Every home I have ever been in – and I am using the term home rather than house, as there are lots of homes in flats and units and even a few in tents and caravans – has had a china cabinet of some sort. It seems to be a sign equally of domesticity and of civilisation.
Some of the homes I know have china cabinets that have expanded and taken on a life of their own – the people who share the space with them slowly being pushed out as the collection of plates, bowl, tureens, pots, glasses, mugs and vases grows. If art is added to utility, the members of the household who are not under the spell of the collection might as well pack up and move into the garage now – they’ll be there eventually. That, or get a length of 2 x 4 and start in on the Wedgewood with a hefty swing.
As I type this in the cool of the dining room I can see our Chinese kit china cabinet over in the corner of the room. It has not expanded sideways yet but I note that what were bare shelves a few years ago are now full. And like most china cabinets they are a roadmap of their owner’s minds.
If we imagined that our china cabinet would be filled with cut-glass carafes and elegant wine sets or objects of art, we did so without looking at ourselves in the mirror. I can see a couple of cocktail glasses alright, but one of them is made of plastic. There are two sets of stemmed glasses that are hauled out for red or white but they hardly count because none of them have broken yet. Perhaps it is too early – they might still be in stock at the homewares shop and you might be able to serve six people around an elegant dinner table without one person drinking Chardonnay out of a Vegemite jar.
Then it becomes more probelematical. The Sodastream plastic bottles have to live somewhere but I can’t think why it is in the china cabinet. Nor does it seem sensible to put the rubber stubby holders from the Victorian Hot Rod Show in there. I admire the 6 oz glass measuring beaker from the old Kodak processing lab, though, and at least it lets me regulate the thiosulphate in my cocktails.
Where did we get 4 mismatched beer mugs? They are German, commercial, and garish. I never go to Oktoberfest.
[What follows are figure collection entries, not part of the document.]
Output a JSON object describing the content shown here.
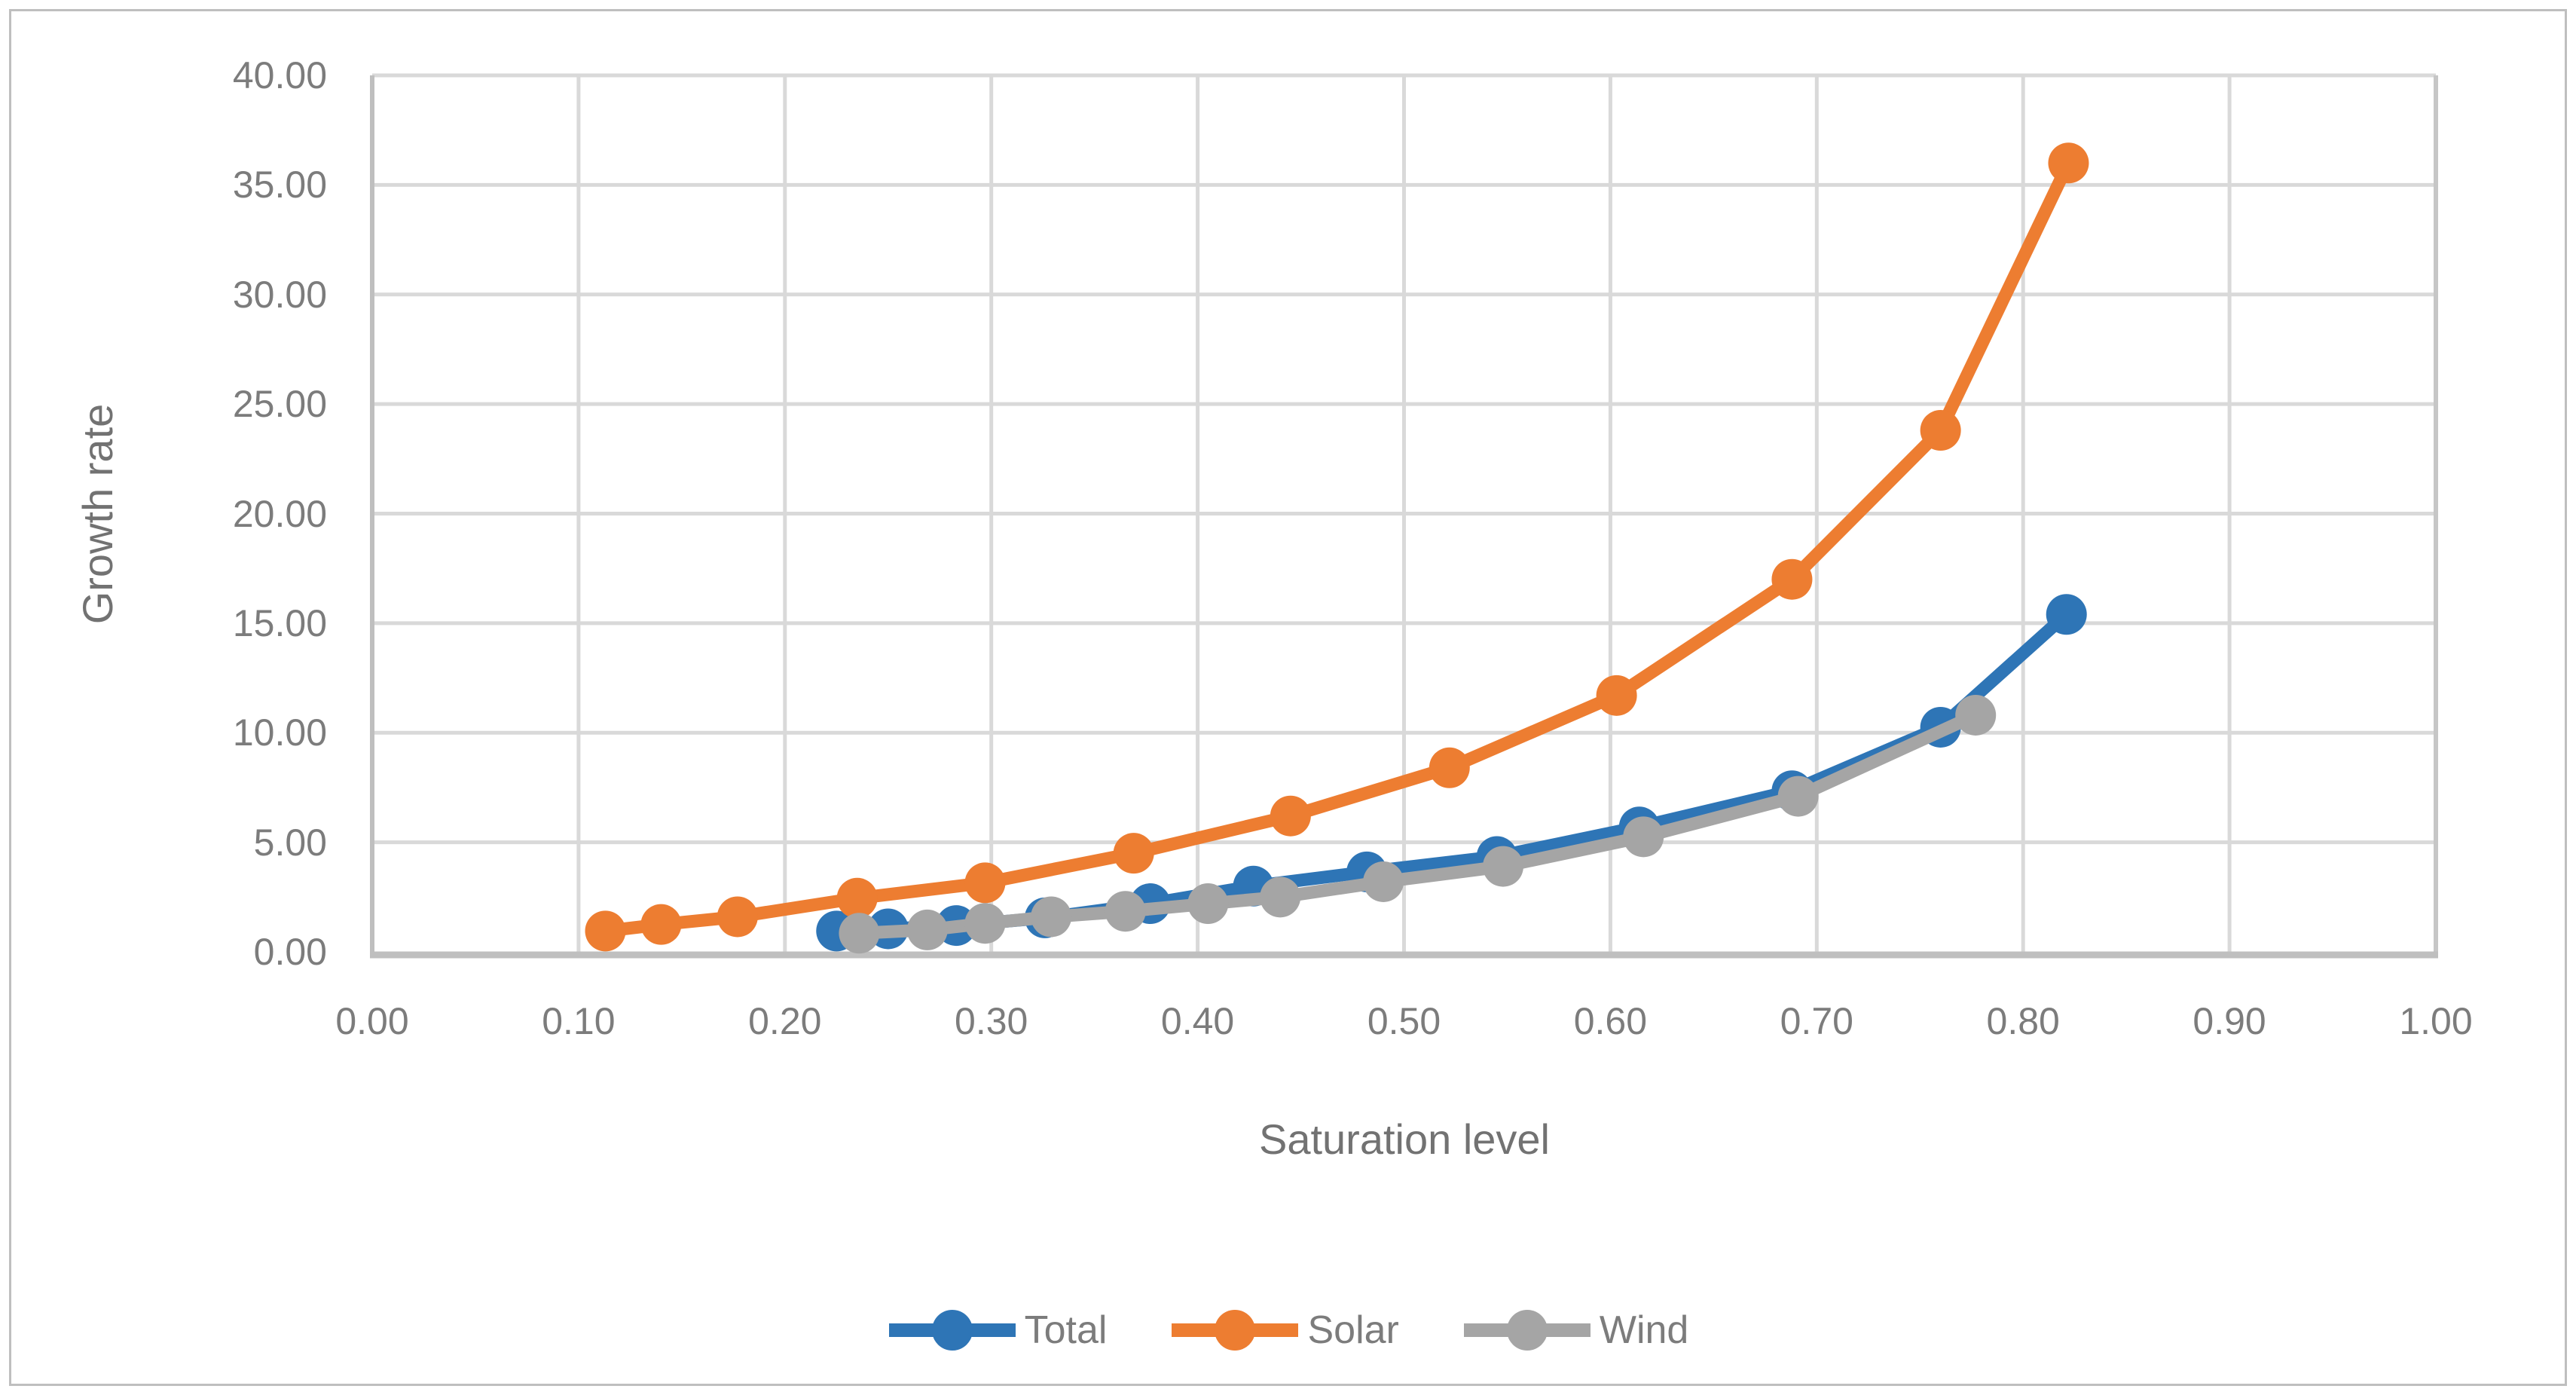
{
  "figure": {
    "background": "#FFFFFF",
    "border_color": "#BFBFBF"
  },
  "chart_data": {
    "type": "line",
    "title": "",
    "xlabel": "Saturation level",
    "ylabel": "Growth rate",
    "xlim": [
      0.0,
      1.0
    ],
    "ylim": [
      0.0,
      40.0
    ],
    "grid": "on",
    "x_tick_values": [
      0.0,
      0.1,
      0.2,
      0.3,
      0.4,
      0.5,
      0.6,
      0.7,
      0.8,
      0.9,
      1.0
    ],
    "x_tick_labels": [
      "0.00",
      "0.10",
      "0.20",
      "0.30",
      "0.40",
      "0.50",
      "0.60",
      "0.70",
      "0.80",
      "0.90",
      "1.00"
    ],
    "y_tick_values": [
      0,
      5,
      10,
      15,
      20,
      25,
      30,
      35,
      40
    ],
    "y_tick_labels": [
      "0.00",
      "5.00",
      "10.00",
      "15.00",
      "20.00",
      "25.00",
      "30.00",
      "35.00",
      "40.00"
    ],
    "series": [
      {
        "name": "Total",
        "color": "#2E75B6",
        "x": [
          0.225,
          0.25,
          0.283,
          0.326,
          0.377,
          0.427,
          0.482,
          0.545,
          0.614,
          0.688,
          0.76,
          0.821
        ],
        "y": [
          0.95,
          1.05,
          1.2,
          1.55,
          2.2,
          3.0,
          3.65,
          4.35,
          5.7,
          7.35,
          10.25,
          15.4
        ]
      },
      {
        "name": "Solar",
        "color": "#ED7D31",
        "x": [
          0.113,
          0.14,
          0.177,
          0.235,
          0.297,
          0.369,
          0.445,
          0.522,
          0.603,
          0.688,
          0.76,
          0.822
        ],
        "y": [
          0.95,
          1.25,
          1.6,
          2.45,
          3.15,
          4.5,
          6.2,
          8.4,
          11.7,
          17.0,
          23.8,
          36.0
        ]
      },
      {
        "name": "Wind",
        "color": "#A5A5A5",
        "x": [
          0.236,
          0.269,
          0.297,
          0.329,
          0.365,
          0.405,
          0.44,
          0.49,
          0.548,
          0.616,
          0.691,
          0.777
        ],
        "y": [
          0.85,
          1.0,
          1.3,
          1.6,
          1.85,
          2.2,
          2.5,
          3.2,
          3.9,
          5.25,
          7.1,
          10.8
        ]
      }
    ],
    "legend": {
      "position": "bottom-center",
      "entries": [
        "Total",
        "Solar",
        "Wind"
      ]
    },
    "style_colors": {
      "gridline": "#D9D9D9",
      "axis_line": "#BFBFBF",
      "plot_right_border": "#C6C6C6",
      "tick_text": "#7C7C7C",
      "axis_title_text": "#727272"
    }
  }
}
I will say that the set of 4 blown glass things in different colours are probably arty, or at least artful. I do not think they are art. No idea what beverage they are meant to contain but I’ll bet the occasion when it is served is an awkward one. No-one would be comfortable drinking from what may be decorations from a funeral home.
Ah, but there is a saving grace to this cabinet – it is glass on the top and closed doors on the bottom. That is where the booze is kept. I am sorry to say only four of the couple of dozen bottles contain anything that a sane man would drink – the other ones being given over to women’s alcohol and syrups – but at least there is enough there to work with. I might have to drink it out of a glass that once held processed cheese or yeast extract, but there are times in your life when elegance gives way to ethanol. As long as it does not have a Disney character printed on the side I can retain some dignity.